Ему было страшно нести им эту весть.
Прежде чем у Чарльза появилась возможность поговорить с родными, ему позвонила королева.
– Чарльз, – сказала она, – я должна сообщить семье кое‑что ужасно важное.
– Ох, мама, это невыносимо, – прошептал Чарльз.
Они оба знали, что все телефонные разговоры прослушиваются полицией Грайса. Поэтому говорили осторожнее обычного.
– Можете вы с Камиллой сегодня в восемь вечера прийти к Анне? – спросила королева.
– Само собой, – ответил Чарльз, – но ты нормально себя чувствуешь, сумеешь дойти?
– Действительно, боль была ужасная. Но теперь все прошло.
– Да, я слышал от Маддо Кларка. Но почему ты мне сама не сказала, мама?
– Не могу же я лезть к тебе с каждой мелочью, – ответила королева.
Или со смертью, подумал Чарльз.
– Мам, ты восхитительносмелая женщина. Мечтаю, чтобы и я в свой час смог бы выказать такую же храбрость.
– Хуже всего ожидание.
– Могу представить, – вздохнул Чарльз. – Какая, должно быть, пытка.

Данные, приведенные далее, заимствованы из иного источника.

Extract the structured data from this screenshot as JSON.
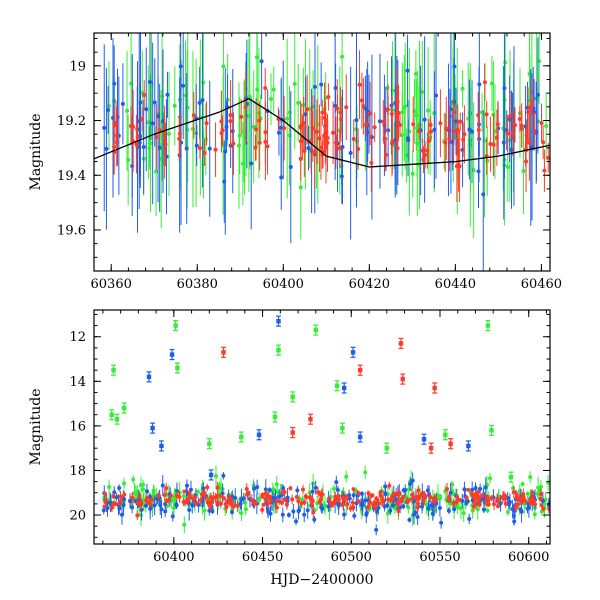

– Но там работает телевизор, да и журналы можно полистать, – продолжила королева.
Положив трубку, Чарльз подумал: «Сомнительно, чтобы в раю имелся телевизор или журналы, но эта мысль утешительна для мамы, и кто я такой, чтобы разуверять ее?» Представляя рай, Чарльз видел английский пасторальный пейзаж, крестьяне в кожаных штанах пашут землю плугами на конной тяге, но вот есть ли место в этой райской утопии для него? Будет ли там выгороженный веревкой участок для важных персон, или у всех мертвых равные права?